El Carbolineo (creosota) es un producto líquido impregnante que se utiliza para proteger la madera de la putrefacción. Se aplica en elementos de madera que deben ir enterrados o empotrados en contacto directo con la tierra o la humedad, como postes, pilotes, estacas, rejas, tejuelas de alerce y otros.

La creosota, conocida por su capacidad para proteger la madera de insectos, hongos y la putrefacción, ha sido también señalada por sus efectos perjudiciales para la salud humana y el medio ambiente. Está compuesta por numerosos productos químicos, algunos de ellos cancerígenos, cuya exposición a largo plazo está vinculada a un aumento en el riesgo de cáncer, problemas respiratorios y otros efectos adversos.
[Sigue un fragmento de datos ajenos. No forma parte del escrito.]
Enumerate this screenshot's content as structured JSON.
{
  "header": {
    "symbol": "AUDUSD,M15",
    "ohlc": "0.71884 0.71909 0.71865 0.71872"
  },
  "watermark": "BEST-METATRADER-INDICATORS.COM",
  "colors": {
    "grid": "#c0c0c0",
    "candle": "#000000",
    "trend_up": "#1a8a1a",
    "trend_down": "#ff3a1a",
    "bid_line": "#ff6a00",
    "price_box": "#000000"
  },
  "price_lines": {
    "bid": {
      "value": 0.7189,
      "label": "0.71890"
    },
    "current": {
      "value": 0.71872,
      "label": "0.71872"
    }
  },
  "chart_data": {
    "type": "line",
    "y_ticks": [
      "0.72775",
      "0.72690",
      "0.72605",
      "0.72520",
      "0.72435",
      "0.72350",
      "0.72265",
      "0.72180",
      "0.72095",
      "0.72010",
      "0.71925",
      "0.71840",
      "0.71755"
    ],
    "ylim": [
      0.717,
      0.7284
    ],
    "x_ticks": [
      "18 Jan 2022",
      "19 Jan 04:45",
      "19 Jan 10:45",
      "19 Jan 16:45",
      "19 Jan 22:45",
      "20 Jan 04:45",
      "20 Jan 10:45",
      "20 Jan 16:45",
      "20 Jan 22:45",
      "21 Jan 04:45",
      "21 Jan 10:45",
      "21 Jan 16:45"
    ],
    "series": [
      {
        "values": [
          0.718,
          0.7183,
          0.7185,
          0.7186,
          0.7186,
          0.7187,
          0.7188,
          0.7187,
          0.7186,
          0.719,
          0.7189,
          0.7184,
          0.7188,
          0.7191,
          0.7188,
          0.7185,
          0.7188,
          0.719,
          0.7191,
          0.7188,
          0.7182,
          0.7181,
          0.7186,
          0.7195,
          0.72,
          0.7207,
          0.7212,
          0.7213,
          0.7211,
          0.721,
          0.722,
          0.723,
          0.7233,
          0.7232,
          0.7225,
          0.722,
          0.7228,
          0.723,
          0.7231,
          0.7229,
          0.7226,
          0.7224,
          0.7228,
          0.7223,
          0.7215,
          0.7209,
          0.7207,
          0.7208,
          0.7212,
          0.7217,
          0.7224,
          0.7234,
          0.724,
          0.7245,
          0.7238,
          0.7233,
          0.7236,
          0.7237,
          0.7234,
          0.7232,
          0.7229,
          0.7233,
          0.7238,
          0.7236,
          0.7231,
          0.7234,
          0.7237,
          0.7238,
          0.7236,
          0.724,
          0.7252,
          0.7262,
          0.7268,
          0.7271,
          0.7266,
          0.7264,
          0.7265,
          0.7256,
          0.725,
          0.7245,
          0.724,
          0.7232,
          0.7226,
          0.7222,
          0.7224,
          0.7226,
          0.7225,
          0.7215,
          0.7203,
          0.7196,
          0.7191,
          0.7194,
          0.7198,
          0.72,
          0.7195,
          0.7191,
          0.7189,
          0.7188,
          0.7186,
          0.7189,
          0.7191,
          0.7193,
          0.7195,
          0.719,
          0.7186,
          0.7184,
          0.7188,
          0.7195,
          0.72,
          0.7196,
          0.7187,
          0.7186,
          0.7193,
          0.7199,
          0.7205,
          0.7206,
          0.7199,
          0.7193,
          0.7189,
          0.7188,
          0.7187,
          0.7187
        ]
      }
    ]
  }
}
Cuando se expone a la luz ultravioleta o al sol, las sustancias químicas de la creosota se vuelven aún más tóxicas y es más probable que se filtren de la madera.

Además, su impacto ambiental no es menor. El uso de la creosota en exteriores conlleva el riesgo de filtraciones al suelo y al agua, contaminando los ecosistemas y poniendo en peligro la biodiversidad. Esta contaminación, de difícil reversión, amenaza con tener consecuencias importantes para las generaciones futuras.

La creosota tiene efectos ecotóxicos en el suelo y el agua. La creosota y los sedimentos contaminados con ella son agudamente tóxicos para los organismos acuáticos. Dicha toxicidad, junto con las propiedades lipófilas de la creosota y muchos de sus componentes, que permiten la bioacumulación, convierten a esta sustancia en indeseable para el medio ambiente.

La velocidad de degradación de la creosota en el suelo y otros compartimentos medioambientales es lenta. Los residuos de creosota pueden persistir durante muchos años en el medio ambiente (>20-30 años).

Además, la creosota es un compuesto altamente inflamable, lo que supone un riesgo adicional en caso de incendio. 

Los estudios del instituto Fraunhofer, en Hanover, concluyen que la creosota es mucho más cancerígena de lo que se creía, tanto por ingestión, exposición prolongada e inhalación de humos al quemar.

Es importante tener en consideración que el año 2003 la Comunidad Europea prohibió el uso de la creosota para tratar maderas de uso habitacional, debido a su alto potencial cancerígeno.

Mientras que en muchos países todavía se sigue utilizando y no solo bajo tierra, sino que en el interior de las viviendas; bajo el piso y en los muros.